Maternal Immune Activation and Neuropsychiatric Illness: A Translational Research Perspective

Abstract

Epidemiologic studies, including prospective birth cohort investigations, have implicated maternal immune activation in the etiology of neuropsychiatric disorders. Maternal infectious pathogens and inflammation are plausible risk factors for these outcomes and have been associated with schizophrenia, autism spectrum disorder, and bipolar disorder. Concurrent with epidemiologic research are animal models of prenatal immune activation, which have documented behavioral, neurochemical, neuroanatomic, and neurophysiologic disruptions that mirror phenotypes observed in these neuropsychiatric disorders. Epidemiologic studies of maternal immune activation offer the advantage of directly evaluating human populations but are limited in their ability to uncover pathogenic mechanisms. Animal models, on the other hand, are limited in their generalizability to psychiatric disorders but have made significant strides toward discovering causal relationships and biological pathways between maternal immune activation and neuropsychiatric phenotypes. Incorporating these risk factors in reverse translational animal models of maternal immune activation has yielded a wealth of data supporting the predictive potential of epidemiologic studies. To further enhance the translatability between epidemiology and basic science, the authors propose a complementary approach that includes deconstructing neuropsychiatric outcomes of maternal immune activation into key pathophysiologically defined phenotypes that are identifiable in humans and animals and that evaluate the interspecies concordance regarding interactions between maternal immune activation and genetic and epigenetic factors, including processes involving intergenerational disease transmission. [AJP AT 175: Remembering Our Past As We Envision Our Future October 1857: The Pathology of Insanity J.C. Bucknill: "In the brain the state of inflammation itself either very quickly ceases or very soon causes death; but when it does cease it leaves behind it consequences which are frequently the causes of insanity, and the conditions of cerebral atrophy." (Am J Psychiatry 1857; 14:172-193 )].

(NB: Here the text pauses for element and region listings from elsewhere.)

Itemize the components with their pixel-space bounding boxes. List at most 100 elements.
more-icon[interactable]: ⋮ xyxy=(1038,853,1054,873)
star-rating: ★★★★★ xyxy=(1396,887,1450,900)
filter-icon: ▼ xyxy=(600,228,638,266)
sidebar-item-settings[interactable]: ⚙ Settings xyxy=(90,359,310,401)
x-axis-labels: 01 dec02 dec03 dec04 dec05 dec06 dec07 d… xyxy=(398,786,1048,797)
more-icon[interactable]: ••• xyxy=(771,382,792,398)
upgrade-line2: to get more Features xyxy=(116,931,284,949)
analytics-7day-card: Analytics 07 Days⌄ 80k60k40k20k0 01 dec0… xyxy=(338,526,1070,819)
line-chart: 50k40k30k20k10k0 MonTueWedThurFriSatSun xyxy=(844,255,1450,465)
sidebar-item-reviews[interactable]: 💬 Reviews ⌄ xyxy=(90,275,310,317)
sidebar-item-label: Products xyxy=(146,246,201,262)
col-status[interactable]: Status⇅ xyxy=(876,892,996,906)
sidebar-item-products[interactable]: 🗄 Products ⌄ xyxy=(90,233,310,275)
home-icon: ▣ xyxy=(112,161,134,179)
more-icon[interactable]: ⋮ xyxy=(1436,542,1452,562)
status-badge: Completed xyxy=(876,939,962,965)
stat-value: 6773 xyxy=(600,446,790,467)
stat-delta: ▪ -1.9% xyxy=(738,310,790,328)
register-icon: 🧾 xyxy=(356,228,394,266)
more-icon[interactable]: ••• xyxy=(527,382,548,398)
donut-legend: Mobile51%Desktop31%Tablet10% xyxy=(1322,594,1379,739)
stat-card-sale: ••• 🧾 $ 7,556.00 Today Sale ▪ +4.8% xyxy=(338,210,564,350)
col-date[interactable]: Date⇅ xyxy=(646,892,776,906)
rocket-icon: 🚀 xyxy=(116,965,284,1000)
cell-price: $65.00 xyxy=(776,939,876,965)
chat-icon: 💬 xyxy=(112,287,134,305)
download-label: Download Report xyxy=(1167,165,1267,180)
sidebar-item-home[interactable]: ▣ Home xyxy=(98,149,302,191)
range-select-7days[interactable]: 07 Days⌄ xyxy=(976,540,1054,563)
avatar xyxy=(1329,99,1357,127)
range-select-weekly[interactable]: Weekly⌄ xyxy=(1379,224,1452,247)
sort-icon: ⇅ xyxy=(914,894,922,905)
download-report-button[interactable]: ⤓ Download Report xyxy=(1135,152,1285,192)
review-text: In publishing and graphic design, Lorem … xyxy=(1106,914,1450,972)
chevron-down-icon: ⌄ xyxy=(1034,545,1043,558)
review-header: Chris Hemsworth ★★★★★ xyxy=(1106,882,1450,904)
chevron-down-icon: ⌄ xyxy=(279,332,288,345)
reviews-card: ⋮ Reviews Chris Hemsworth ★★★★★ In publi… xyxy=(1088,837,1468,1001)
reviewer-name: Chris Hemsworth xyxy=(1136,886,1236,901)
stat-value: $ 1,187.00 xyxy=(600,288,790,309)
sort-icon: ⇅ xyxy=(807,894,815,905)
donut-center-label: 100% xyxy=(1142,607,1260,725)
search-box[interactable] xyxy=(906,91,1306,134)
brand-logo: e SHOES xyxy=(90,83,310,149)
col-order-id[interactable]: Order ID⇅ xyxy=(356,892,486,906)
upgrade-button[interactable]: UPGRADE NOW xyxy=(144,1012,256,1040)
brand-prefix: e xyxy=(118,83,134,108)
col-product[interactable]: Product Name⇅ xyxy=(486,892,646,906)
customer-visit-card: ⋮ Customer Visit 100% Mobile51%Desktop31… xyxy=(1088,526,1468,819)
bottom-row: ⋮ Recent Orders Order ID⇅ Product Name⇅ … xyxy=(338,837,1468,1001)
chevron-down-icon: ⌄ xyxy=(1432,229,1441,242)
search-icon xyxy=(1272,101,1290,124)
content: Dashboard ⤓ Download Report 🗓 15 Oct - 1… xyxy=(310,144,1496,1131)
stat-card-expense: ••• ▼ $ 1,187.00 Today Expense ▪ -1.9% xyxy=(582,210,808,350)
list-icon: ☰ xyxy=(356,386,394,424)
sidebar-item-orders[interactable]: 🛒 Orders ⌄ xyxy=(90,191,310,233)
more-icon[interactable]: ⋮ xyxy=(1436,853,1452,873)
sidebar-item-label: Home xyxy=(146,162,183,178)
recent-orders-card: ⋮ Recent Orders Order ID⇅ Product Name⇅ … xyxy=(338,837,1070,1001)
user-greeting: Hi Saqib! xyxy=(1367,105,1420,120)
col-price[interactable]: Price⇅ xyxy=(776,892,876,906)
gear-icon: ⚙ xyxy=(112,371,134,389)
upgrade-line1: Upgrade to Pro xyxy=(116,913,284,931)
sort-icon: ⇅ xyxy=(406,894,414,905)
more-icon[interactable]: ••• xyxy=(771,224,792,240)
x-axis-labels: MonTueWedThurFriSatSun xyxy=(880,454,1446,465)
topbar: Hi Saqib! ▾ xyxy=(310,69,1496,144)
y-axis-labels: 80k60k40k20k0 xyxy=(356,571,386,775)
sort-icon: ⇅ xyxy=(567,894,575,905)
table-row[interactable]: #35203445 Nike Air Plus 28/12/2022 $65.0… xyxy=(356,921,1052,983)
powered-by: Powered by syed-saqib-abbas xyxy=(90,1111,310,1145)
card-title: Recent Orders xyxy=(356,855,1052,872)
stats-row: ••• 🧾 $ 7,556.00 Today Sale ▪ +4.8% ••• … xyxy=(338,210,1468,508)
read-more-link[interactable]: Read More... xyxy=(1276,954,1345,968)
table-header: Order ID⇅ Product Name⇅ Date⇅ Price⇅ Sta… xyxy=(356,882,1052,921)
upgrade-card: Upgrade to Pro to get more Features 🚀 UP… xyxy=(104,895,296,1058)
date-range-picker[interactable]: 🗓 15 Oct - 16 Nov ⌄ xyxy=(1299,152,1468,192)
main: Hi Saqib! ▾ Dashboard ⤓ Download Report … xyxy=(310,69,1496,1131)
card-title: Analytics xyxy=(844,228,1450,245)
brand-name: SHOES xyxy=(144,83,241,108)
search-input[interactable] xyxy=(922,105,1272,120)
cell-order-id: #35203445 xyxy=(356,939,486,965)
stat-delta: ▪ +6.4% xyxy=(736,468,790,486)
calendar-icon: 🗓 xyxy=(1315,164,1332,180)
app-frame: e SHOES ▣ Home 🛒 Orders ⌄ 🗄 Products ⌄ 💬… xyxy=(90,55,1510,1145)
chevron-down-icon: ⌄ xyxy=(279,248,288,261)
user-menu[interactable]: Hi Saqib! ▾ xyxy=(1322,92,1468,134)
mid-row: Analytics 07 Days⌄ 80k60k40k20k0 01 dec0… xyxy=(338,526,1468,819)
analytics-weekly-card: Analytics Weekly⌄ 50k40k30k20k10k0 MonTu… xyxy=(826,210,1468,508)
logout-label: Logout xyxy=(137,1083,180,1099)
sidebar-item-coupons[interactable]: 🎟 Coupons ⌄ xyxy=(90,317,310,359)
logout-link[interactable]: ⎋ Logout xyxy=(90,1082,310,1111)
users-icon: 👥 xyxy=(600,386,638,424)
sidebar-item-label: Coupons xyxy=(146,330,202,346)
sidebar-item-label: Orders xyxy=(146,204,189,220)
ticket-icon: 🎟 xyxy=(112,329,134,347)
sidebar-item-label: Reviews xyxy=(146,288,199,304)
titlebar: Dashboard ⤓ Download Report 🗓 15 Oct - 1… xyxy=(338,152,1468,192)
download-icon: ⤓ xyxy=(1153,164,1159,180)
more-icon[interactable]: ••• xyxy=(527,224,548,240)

Keywords: Animal Models; Epidemiology; Maternal Immune Activation; Neuropsychiatric Outcomes; Translation.

Figure 1

Contribution of epidemiologic and basic science studies to translational research of maternal immune activation in neuropsychiatric disorders. (a) Schematic illustration of the prevailing research approaches in both disciplines. With a few exceptions, epidemiologic studies of MIA generally aim at establishing associations between infectious, inflammatory, or other immune exposures and risk of certain neuropsychiatric disorders, the latter of which are defined by the current nosologic system. On the other hand, most animal models of MIA are single-factor models in which the isolated effects of MIA-related exposures are investigated with respect to behavioral, cognitive, neuroimaging, and neurophysiologic phenotypes in the offspring. For practical reasons, these models are often implemented in rodent species and are based on artificial immune-activating agents (e.g., synthetic doublestranded RNA) that do not require stringent biosafety precautions. The outcome of these epidemiological and basic science approaches is often a lack of analogy, resulting in a translational gap that can undermine their translational validity. (b) Schematic illustration of epidemiological and basic science approaches that can maximize the bi-directional translational validity through the modification of research concepts and the addition of supplementary research modules. In these alternate approaches, the objective of assessing MIA exposure-disease risk associations in epidemiologic designs is complemented with or even replaced by: 1) attempts to explore the effects of MIA on specific behavioral, cognitive, neuroimaging, and neurophysiologic phenotypes, which are free of nosologic constraints; 2) the concomitant study of genetic and epigenetic factors; 3) the establishment of multifactorial animal models that incorporate genetic/epigenetic risk factors and MIArelated exposures that involve epidemiologically established infectious pathogens and other immune factors such as inflammatory mediators. In addition, cross-species comparisons involving animal species with advanced cortical development will further enhance the bi-directional translatability between epidemiologic and basic science studies.